Affiliation:
1. Shenyang Normal University
Abstract
Abstract
Background
Motion perception is an essential skill for individuals in everyday life, and estimating when a moving object will reach a given position is a very important ability. In previous studies, most research on motion perception have been conducted under background-free condition when the stimulus moved in a plane parallel to the observer. In real-life situations, people’s perception of the motion state of objects is usually done under different visual noise.

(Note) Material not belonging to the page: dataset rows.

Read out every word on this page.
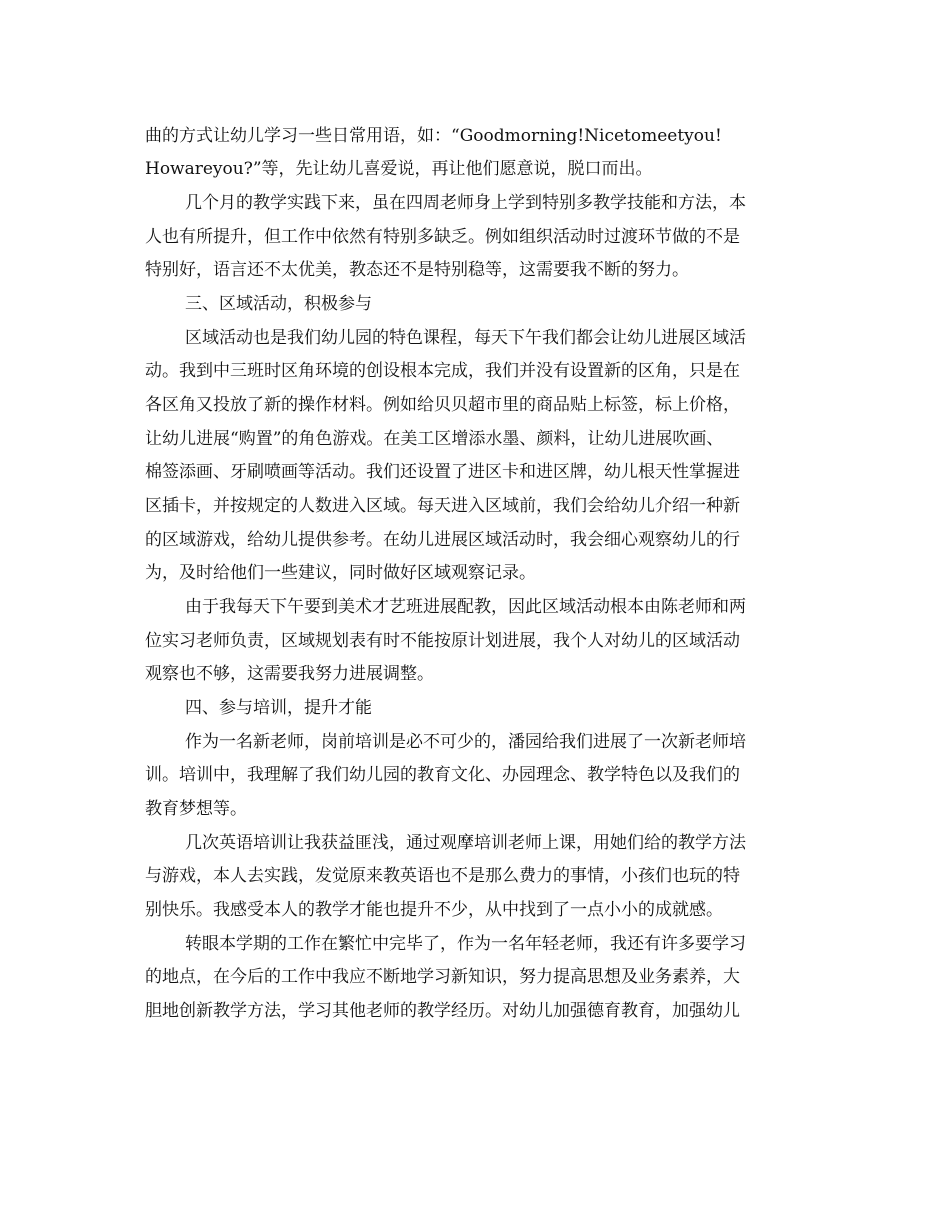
曲的方式让幼儿学习一些日常用语，如：“Goodmorning!Nicetomeetyou!
Howareyou?”等，先让幼儿喜爱说，再让他们愿意说，脱口而出。
几个月的教学实践下来，虽在四周老师身上学到特别多教学技能和方法，本
人也有所提升，但工作中依然有特别多缺乏。例如组织活动时过渡环节做的不是
特别好，语言还不太优美，教态还不是特别稳等，这需要我不断的努力。
三、区域活动，积极参与
区域活动也是我们幼儿园的特色课程，每天下午我们都会让幼儿进展区域活
动。我到中三班时区角环境的创设根本完成，我们并没有设置新的区角，只是在
各区角又投放了新的操作材料。例如给贝贝超市里的商品贴上标签，标上价格，
让幼儿进展“购置”的角色游戏。在美工区增添水墨、颜料，让幼儿进展吹画、
棉签添画、牙刷喷画等活动。我们还设置了进区卡和进区牌，幼儿根天性掌握进
区插卡，并按规定的人数进入区域。每天进入区域前，我们会给幼儿介绍一种新
的区域游戏，给幼儿提供参考。在幼儿进展区域活动时，我会细心观察幼儿的行
为，及时给他们一些建议，同时做好区域观察记录。
由于我每天下午要到美术才艺班进展配教，因此区域活动根本由陈老师和两
位实习老师负责，区域规划表有时不能按原计划进展，我个人对幼儿的区域活动
观察也不够，这需要我努力进展调整。
四、参与培训，提升才能
作为一名新老师，岗前培训是必不可少的，潘园给我们进展了一次新老师培
训。培训中，我理解了我们幼儿园的教育文化、办园理念、教学特色以及我们的
教育梦想等。
几次英语培训让我获益匪浅，通过观摩培训老师上课，用她们给的教学方法
与游戏，本人去实践，发觉原来教英语也不是那么费力的事情，小孩们也玩的特
别快乐。我感受本人的教学才能也提升不少，从中找到了一点小小的成就感。
转眼本学期的工作在繁忙中完毕了，作为一名年轻老师，我还有许多要学习
的地点，在今后的工作中我应不断地学习新知识，努力提高思想及业务素养，大
胆地创新教学方法，学习其他老师的教学经历。对幼儿加强德育教育，加强幼儿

Based on the occlusion paradigm, this study aimed to investigate whether different background information and motion speed affect the trend and accuracy of time-to-collision (TTC) estimation when stimuli move in a plane parallel to the observer.
Methods
35 college students(mean age = 20.94, SD = 2.95, range = 18-28years) participated in experiment 1, and used a 2 (background orientation: horizontal, vertical) × 3 (motion speed: slow, medium, fast) two-factor within-subjects experimental design to explore the effect of different line segment orientations and motion speed on TTC estimation performance; 36 college students(mean age = 20.81, SD = 2.82, range = 18-28years) participated in experiment 2, and used a 2 (background dimension: two-dimensional background, three-dimensional background) × 3 (motion speed: slow, medium, fast) two-factor within-subjects experimental design to explore the effect of different background dimensions and motion speed on the performance of TTC estimation. The data were analyzed using SPSS 25.0.
Results
The results revealed that: (1) The TTC was underestimated for the slow speed condition and overestimated for the medium and fast speed conditions. (2) The highest accuracy of TTC estimation was obtained for the fast condition. (3) The TTC were overestimated for the vertical background condition and underestimated for the horizontal background condition. (4) The TTC were more accurately estimated for the vertical line segment background in the slow condition and the horizontal line segment background in the medium speed condition. (5) Compared to the two-dimensional background, the TTC was overestimated in the three-dimensional background.
Conclusions
Object motion speed affected the TTC estimation performance, and different background information affected the TTC estimation performance when the object moved in a plane parallel to the observer. Meanwhile, the impact of background orientation and motion speed showed significant interactions.